When he didn’t answer— not a word or a nod or a grunt— I tried again.
“You hearing me?” I shouted. “Tell me where the two kids are! If you want us to help you out of there.”
The ambulance was here now and two EMTs were at my shoulder, trying to push me out of the way. I wasn’t moving anywhere.
Notice that everything inside the quote marks is present tense. Not uncommon. But also note: The ambulance was here now. Not: then the ambulance arrived. Not: the ambulance arrived. No, it arrived: NOW. Clever? Intentional? Intuitive? Brilliant.
But I still had to ask myself, so why did I quit reading Patterson?
The answer was in the story itself. It was fast paced and thrilling. To read it was a simple pleasure.
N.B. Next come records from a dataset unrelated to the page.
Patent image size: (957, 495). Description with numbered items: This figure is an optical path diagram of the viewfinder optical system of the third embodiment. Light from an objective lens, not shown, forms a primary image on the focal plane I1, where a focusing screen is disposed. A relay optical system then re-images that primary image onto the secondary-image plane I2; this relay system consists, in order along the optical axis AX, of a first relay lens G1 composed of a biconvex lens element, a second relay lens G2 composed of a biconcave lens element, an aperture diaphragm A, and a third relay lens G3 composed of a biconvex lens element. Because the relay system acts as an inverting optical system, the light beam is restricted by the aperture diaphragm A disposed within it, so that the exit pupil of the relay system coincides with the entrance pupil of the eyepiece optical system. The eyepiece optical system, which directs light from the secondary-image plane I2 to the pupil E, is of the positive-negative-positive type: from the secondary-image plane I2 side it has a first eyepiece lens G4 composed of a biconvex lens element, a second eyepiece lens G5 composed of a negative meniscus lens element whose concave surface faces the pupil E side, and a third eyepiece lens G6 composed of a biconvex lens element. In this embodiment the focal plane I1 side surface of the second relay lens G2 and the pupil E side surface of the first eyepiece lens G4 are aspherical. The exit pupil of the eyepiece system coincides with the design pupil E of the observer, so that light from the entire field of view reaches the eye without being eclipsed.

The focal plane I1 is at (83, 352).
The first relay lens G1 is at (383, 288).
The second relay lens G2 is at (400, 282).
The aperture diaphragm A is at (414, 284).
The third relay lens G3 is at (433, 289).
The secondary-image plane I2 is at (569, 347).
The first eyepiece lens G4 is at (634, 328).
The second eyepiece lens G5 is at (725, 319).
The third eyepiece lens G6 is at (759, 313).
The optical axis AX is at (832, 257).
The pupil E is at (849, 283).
But to finish it left me with an unsatisfied taste. Not that the story was unresolved, but that the title was unfulfilled. A book called KILL ALEX CROSS should, in my humble opinion, include some form of threat to the life of Alex Cross. Maybe I read it so fast that I missed it, but I don’t recall anything remotely resembling a threat to the life of the main character. WTF?
To me, that is a huge short coming. Along with several other story elements that were so lightly or blithely described that I had no feeling for them. I didn’t really care about the abducted kids. I was surprised at the killing of a Secretary, but I never really knew him or his assistant, so… what? Unlike reading a good Jeffery Deaver novel, I was never really worried about anyone. Unlike reading a Lee Child novel, I was never rooting for the good guys. Unlike a Zoë Sharp novel, I never really cared about the title character. It read too fast, too easy.
There was one commendable sub-plot though. Alex Cross’ family deals with an abandoned sixth grader. That was a character worth caring about, and the side effect was to have me admire Alex Cross’ Nana Mama (still don’t care about Alex much). If Patterson writes a Nana Mama book, I’ll buy it right off.
Bottom line: I stopped reading Patterson novels because they are too light, too easy, too thin. If you’ve read four of them, you’re pretty much done with the concept and method. Personally, I want something thicker, heavier, deeper for thirty bucks. But there is no doubt in my mind, Mr. Patterson is a literary genius.
Peace, Seeley
Special NOTE: MY REVIEWS ARE MY REACTIONS TO THE BOOKS I READ. I have no relationship, financial or familial, with the authors. I do not expect, but would not refuse, any reciprocal reviews or recommendations. Just sayin.